Faire face aux peurs : comment faciliter les choses

De toute évidence, faire face aux peurs est dans le meilleur intérêt de notre esprit, de notre corps et de notre esprit. Mais lorsqu’il s’agit de faire face à la peur, même les informations ci-dessus « c’est bon pour vous » ne suffisent pas toujours à motiver l’action. De plus, il y a parfois un manque d’opportunité immédiate d’affronter la peur. (Ce n'est pas comme s'il y avait une invitation à prendre la parole en public tous les jours.)

En gardant ces réalités à l’esprit, explorons quelques idées pratiques qui pourraient permettre de faire face plus facilement aux peurs le moment venu.

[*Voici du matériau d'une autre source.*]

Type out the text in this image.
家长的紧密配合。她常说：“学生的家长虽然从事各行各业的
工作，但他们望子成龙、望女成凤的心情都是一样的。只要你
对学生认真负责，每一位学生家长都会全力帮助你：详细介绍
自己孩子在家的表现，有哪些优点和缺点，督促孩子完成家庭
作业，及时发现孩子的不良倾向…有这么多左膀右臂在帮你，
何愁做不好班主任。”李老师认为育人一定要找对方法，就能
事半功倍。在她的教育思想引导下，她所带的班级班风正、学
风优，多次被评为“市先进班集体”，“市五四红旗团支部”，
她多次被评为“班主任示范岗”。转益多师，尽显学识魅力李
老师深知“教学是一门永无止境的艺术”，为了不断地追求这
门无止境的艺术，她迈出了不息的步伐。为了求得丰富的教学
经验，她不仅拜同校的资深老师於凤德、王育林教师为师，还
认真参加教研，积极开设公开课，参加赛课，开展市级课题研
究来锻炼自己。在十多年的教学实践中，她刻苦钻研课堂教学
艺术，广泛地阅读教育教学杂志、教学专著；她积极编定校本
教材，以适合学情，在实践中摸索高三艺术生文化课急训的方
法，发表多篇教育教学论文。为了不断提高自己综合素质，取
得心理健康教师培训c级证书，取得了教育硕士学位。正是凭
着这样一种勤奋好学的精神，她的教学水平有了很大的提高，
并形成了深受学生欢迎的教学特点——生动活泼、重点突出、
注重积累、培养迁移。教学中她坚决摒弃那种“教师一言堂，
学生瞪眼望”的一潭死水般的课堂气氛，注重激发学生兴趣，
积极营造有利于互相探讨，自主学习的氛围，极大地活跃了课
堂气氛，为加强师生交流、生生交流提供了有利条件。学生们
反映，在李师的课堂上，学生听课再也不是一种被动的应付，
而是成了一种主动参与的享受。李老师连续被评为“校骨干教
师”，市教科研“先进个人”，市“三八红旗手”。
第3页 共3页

Préparez votre esprit à affronter les peurs

Un travail mental intentionnel peut nous aider à nous préparer à affronter les peurs. Voici quelques moyens pratiques de vous préparer mentalement à affronter vos peurs :

  • Éducation : Nos peurs proviennent souvent de l’inconnu. Pour certaines craintes plus tangibles, il peut être utile de rechercher les risques afin de bien les évaluer.
  • Petites doses d’exposition : s’attaquer de front à une peur peut être trop, trop tôt. Envisagez des moyens de diviser l’exposition en étapes plus petites. Pour notre exemple de prise de parole en public, vous pouvez vous entraîner à donner une conférence devant un miroir, puis une caméra vidéo, puis un compagnon de confiance, puis un petit groupe.
  • Stimulation du nerf vague : Des études montrent que la stimulation du nerf vague contribue à l’extinction de la peur dans le cerveau. Cela peut inclure une respiration profonde, une thérapie par le froid, un massage des pieds ou même un chant fort.
  • Stratégies d'adaptation : Développez des stratégies pour atténuer la peur avant de vous retrouver dans une situation de peur. Un « câlin papillon » – où vous croisez les bras sur votre poitrine et alternez en tapotant subtilement vos doigts de chaque côté – pourrait être l’une de ces stratégies.
  • Parlez avec un thérapeute : un thérapeute peut vous aider avec des techniques personnalisées pour faire face à la peur.

Préparez votre corps à affronter les peurs

Compte tenu du rôle vital de la dopamine dans la lutte contre la peur, il est sage de soutenir la production de dopamine par l’organisme afin d’être prêt à affronter efficacement la peur. L'acide aminé tyrosine est un élément constitutif de la dopamine, donc manger des aliments riches en tyrosine en quantités raisonnables pourrait aider à stimuler la formation de dopamine. Les aliments riches en tyrosine comprennent :

  • Laitier
  • Soja
  • Bœuf
  • Poulet
  • Agneau
  • Porc
  • Poisson
  • Des noisettes
  • Œufs

Préparez votre esprit à affronter les peurs

Cultiver un esprit de confiance combat activement l’esprit de peur. La confiance ne se construit pas sur nos sentiments mais sur la fidélité de Dieu. Pour préparer notre esprit à affronter la peur, la prière doit être la première étape essentielle. Il pourrait également être bénéfique de méditer sur les passages suivants qui nous rappellent la fidélité de Dieu :

  • 2 Thessaloniciens 3:3
  • Lamentations 3:22-23
  • Psaume 36:5
  • Michée 7:18-20

Conclusion

Faire face à la peur n'est pas facile, mais cela peut être nécessaire et utile, surtout si une peur omniprésente affecte votre vie mentale, physique ou spirituelle.